PRnet: Predicting transcriptional responses to novel chemical perturbations using deep generative model
This repository hosts the official implementation of PRnet, a flexible and scalable perturbation-conditioned generative model predicting transcriptional responses to novel complex perturbations at bulk and single-cell levels.
We provide model pretrained weight and precessed dataset (LINCS_L1000 and Sci-Plex) for training and reproducibility.
To clone our model, install github and run:
git clone https://github.com/Perturbation-Response-Prediction/PRnet.git
Please download the datasets and store them in the dataset
folder.
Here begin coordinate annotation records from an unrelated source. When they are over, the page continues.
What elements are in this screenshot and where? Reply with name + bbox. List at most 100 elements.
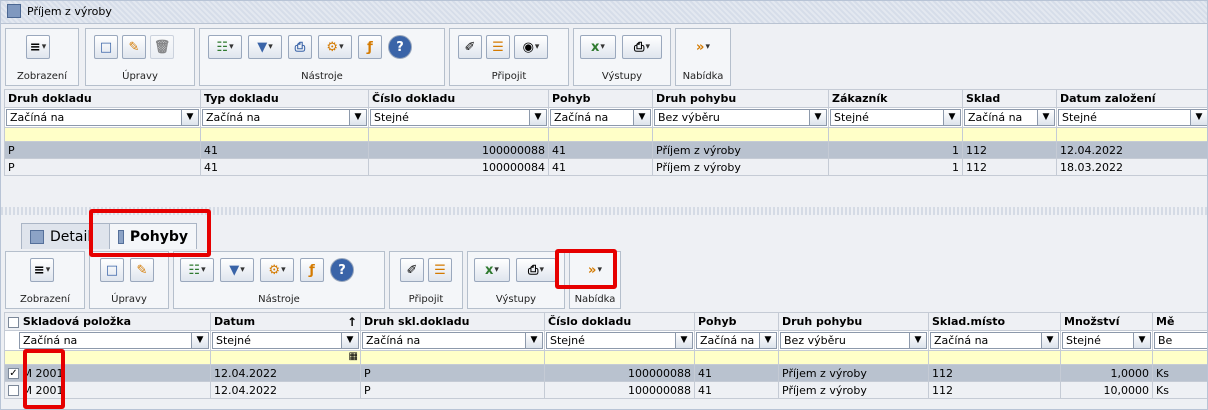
filter-select[interactable]: Stejné ▼ — [546, 332, 693, 349]
edit-document-icon[interactable]: ✎ — [130, 258, 154, 282]
filter-select[interactable]: Bez výběru ▼ — [654, 109, 827, 126]
calendar-icon[interactable]: ▦ — [349, 352, 358, 363]
settings-icon[interactable]: ⚙ — [260, 258, 294, 282]
print-icon[interactable]: ⎙ — [516, 258, 556, 282]
bottom-grid-filter-row: Začíná na ▼ Stejné ▼ Začíná na ▼ Stejné ▼ Za… — [4, 330, 1207, 351]
dropdown-arrow-icon[interactable]: ▼ — [1041, 333, 1058, 348]
filter-select[interactable]: Začíná na ▼ — [930, 332, 1059, 349]
function-icon[interactable]: ƒ — [358, 35, 382, 59]
print-icon[interactable]: ⎙ — [622, 35, 662, 59]
filter-select[interactable]: Stejné ▼ — [370, 109, 547, 126]
column-header[interactable]: Sklad.místo — [928, 312, 1061, 331]
column-header[interactable]: Pohyb — [548, 89, 653, 108]
filter-select[interactable]: Be — [1154, 332, 1207, 349]
dropdown-arrow-icon[interactable]: ▼ — [525, 333, 542, 348]
table-row[interactable]: P 41 100000088 41 Příjem z výroby 1 112 … — [4, 141, 1207, 159]
attach-note-icon[interactable]: ✐ — [400, 258, 424, 282]
table-row[interactable]: P 41 100000084 41 Příjem z výroby 1 112 … — [4, 158, 1207, 176]
column-header[interactable]: Množství — [1060, 312, 1153, 331]
filter-select[interactable]: Začíná na ▼ — [964, 109, 1055, 126]
filter-select[interactable]: Začíná na ▼ — [362, 332, 543, 349]
dropdown-arrow-icon[interactable]: ▼ — [191, 333, 208, 348]
splitter[interactable] — [1, 207, 1207, 215]
dropdown-arrow-icon[interactable]: ▼ — [909, 333, 926, 348]
excel-export-icon[interactable]: x — [580, 35, 616, 59]
columns-icon[interactable]: ☷ — [180, 258, 214, 282]
attach-list-icon[interactable]: ☰ — [428, 258, 452, 282]
dropdown-arrow-icon[interactable]: ▼ — [1133, 333, 1150, 348]
toolbar-group-upravy: □ ✎ 🗑 Úpravy — [85, 28, 195, 86]
column-header[interactable]: Sklad — [962, 89, 1057, 108]
filter-select[interactable]: Stejné ▼ — [212, 332, 359, 349]
filter-select[interactable]: Začíná na ▼ — [550, 109, 651, 126]
column-header[interactable]: Pohyb — [694, 312, 779, 331]
column-header[interactable]: Číslo dokladu — [544, 312, 695, 331]
delete-icon[interactable]: 🗑 — [150, 35, 174, 59]
excel-export-icon[interactable]: x — [474, 258, 510, 282]
toolbar-group-nastroje: ☷ ▼ ⎙ ⚙ ƒ ? Nástroje — [199, 28, 445, 86]
dropdown-arrow-icon[interactable]: ▼ — [943, 110, 960, 125]
bottom-grid-filter-input-row[interactable]: ▦ — [4, 350, 1207, 365]
dropdown-arrow-icon[interactable]: ▼ — [181, 110, 198, 125]
dropdown-arrow-icon[interactable]: ▼ — [633, 110, 650, 125]
row-checkbox[interactable] — [8, 385, 19, 396]
columns-icon[interactable]: ☷ — [208, 35, 242, 59]
dropdown-arrow-icon[interactable]: ▼ — [1037, 110, 1054, 125]
table-row[interactable]: M 2001 12.04.2022 P 100000088 41 Příjem … — [4, 381, 1207, 399]
attach-note-icon[interactable]: ✐ — [458, 35, 482, 59]
attach-list-icon[interactable]: ☰ — [486, 35, 510, 59]
filter-select[interactable]: Začíná na ▼ — [6, 109, 199, 126]
filter-select[interactable]: Stejné ▼ — [830, 109, 961, 126]
print-layout-icon[interactable]: ⎙ — [288, 35, 312, 59]
column-header[interactable]: Druh pohybu — [652, 89, 829, 108]
help-icon[interactable]: ? — [388, 35, 412, 59]
column-header[interactable]: Datum ↑ — [210, 312, 361, 331]
tab-detail[interactable]: Detail — [21, 223, 117, 249]
function-icon[interactable]: ƒ — [300, 258, 324, 282]
toolbar-group-nabidka: » Nabídka — [675, 28, 731, 86]
dropdown-arrow-icon[interactable]: ▼ — [349, 110, 366, 125]
view-icon[interactable]: ≡ — [26, 35, 50, 59]
dropdown-arrow-icon[interactable]: ▼ — [529, 110, 546, 125]
dropdown-arrow-icon[interactable]: ▼ — [1190, 110, 1207, 125]
sort-asc-icon[interactable]: ↑ — [347, 315, 357, 329]
offer-menu-icon[interactable]: » — [576, 258, 614, 282]
column-header[interactable]: Druh dokladu — [4, 89, 201, 108]
column-header[interactable]: Druh pohybu — [778, 312, 929, 331]
dropdown-arrow-icon[interactable]: ▼ — [809, 110, 826, 125]
row-checkbox[interactable]: ✓ — [8, 368, 19, 379]
help-icon[interactable]: ? — [330, 258, 354, 282]
filter-select[interactable]: Začíná na ▼ — [202, 109, 367, 126]
filter-icon[interactable]: ▼ — [248, 35, 282, 59]
settings-icon[interactable]: ⚙ — [318, 35, 352, 59]
column-header[interactable]: Zákazník — [828, 89, 963, 108]
filter-select[interactable]: Bez výběru ▼ — [780, 332, 927, 349]
column-header[interactable]: Skladová položka — [4, 312, 211, 331]
warehouse-icon — [118, 229, 124, 244]
table-row[interactable]: ✓ M 2001 12.04.2022 P 100000088 41 Příje… — [4, 364, 1207, 382]
attach-object-icon[interactable]: ◉ — [514, 35, 548, 59]
column-header[interactable]: Mě — [1152, 312, 1207, 331]
tab-pohyby[interactable]: Pohyby — [109, 223, 197, 249]
select-all-checkbox[interactable] — [8, 316, 19, 328]
column-header[interactable]: Datum založení — [1056, 89, 1207, 108]
edit-document-icon[interactable]: ✎ — [122, 35, 146, 59]
filter-select[interactable]: Stejné ▼ — [1062, 332, 1151, 349]
view-icon[interactable]: ≡ — [30, 258, 54, 282]
window-icon — [7, 4, 21, 18]
column-header[interactable]: Druh skl.dokladu — [360, 312, 545, 331]
top-grid-filter-input-row[interactable] — [4, 127, 1207, 142]
toolbar-group-vystupy: x ⎙ Výstupy — [573, 28, 671, 86]
offer-menu-icon[interactable]: » — [684, 35, 722, 59]
dropdown-arrow-icon[interactable]: ▼ — [341, 333, 358, 348]
filter-select[interactable]: Stejné ▼ — [1058, 109, 1207, 126]
column-header[interactable]: Číslo dokladu — [368, 89, 549, 108]
filter-select[interactable]: Začíná na ▼ — [19, 332, 209, 349]
dropdown-arrow-icon[interactable]: ▼ — [675, 333, 692, 348]
column-header[interactable]: Typ dokladu — [200, 89, 369, 108]
filter-select[interactable]: Začíná na ▼ — [696, 332, 777, 349]
dropdown-arrow-icon[interactable]: ▼ — [759, 333, 776, 348]
filter-icon[interactable]: ▼ — [220, 258, 254, 282]
new-document-icon[interactable]: □ — [94, 35, 118, 59]
new-document-icon[interactable]: □ — [100, 258, 124, 282]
Download the pretrained weights and store them in the checkpoint
folder.
- PRnet/: contains the code for the model, the data, and documents.
- data: contains the
utils
for data processing. - dataset: contains datasets.
- figure: contains notebooks for generate figures in our paper.
- img: contains the graphic abstract of PRnet.
- models: contains models of PRnet.
- trainer: contains trainer of PRnet.
- preprocessing: contains notebooks for processing the data.
- train and test: including test_lincs.py, train_lincs.py, train_sciplex.py and test_sciplex.py.
We recommend using Anaconda or Dockerfile to creat environment for using PRnet. Please make sure you have installed pre-installation.
We recommend using Anaconda to create a conda environment. You can create a python environment using the following command:
conda create -n PRnet python=3.7
Then, you can activate the environment using:
conda activate PRnet
pip install -r requirements.txt
Alternatively, you can use Docker to set up the environment. Build the Docker image using the provided Dockerfile:
docker build -t prnet .
You can change the Docker image of PyTorch according to your cuda version in Dockerfile FROM pytorch/pytorch:1.12.1-cuda11.3-cudnn8-runtime
.
Then run the Docker container:
docker run -dit --gpu all -v $(pwd):/workspace --name PRnet prnet
After the docker container is started, you can exit using exit
. If you use the -d mode, docker will be placed in the background. You can enter the container through docker attach PRnet
. After stopping the container, start the container with docker start PRnet
. You also can use docker exec -it PRnet /bin/bash
to enter the container.
Inference with demo dataset:
python test_demo.py --split_key demo_split
--data_path ./datasets/demo.h5ad
--results_dir ./results/demo/
Please see custom_data_preprocessing.ipynb to prepare your dataset. 'custom_data_preprocessing' is a demo which preprocesses the data from CCLE.
To train the L1000 dataset:
python train_lincs.py --split_key drug_split_4
To test the L1000 dataset:
python test_lincs.py --split_key drug_split_4
To train the Sci-plex dataset:
python train_sciplex.py --split_key drug_split_0
To test the L1000 dataset:
python test_sciplex.py --split_key drug_split_0
Name | Description |
---|---|
drug_candidates_recomandation.ipynb | Recomand drug for diseases. |
latent_tsne_lung_cancer | Learnable latent space of lung cancer data |
SCLC_plot_dsea | Enrichment score of candidates against small cell lung cancer |
paper: Xiaoning Qi, Lianhe Zhao, Chenyu Tian, Yueyue Li, Zhen-Lin Chen, Peipei Huo, Runsheng Chen, Xiaodong Liu, Baoping Wan, Shengyong Yang and Yi Zhao. Predicting transcriptional responses to novel chemical perturbations using deep generative model[J]. Nature Communications, 2024.
This project is covered under the Apache 2.0 License.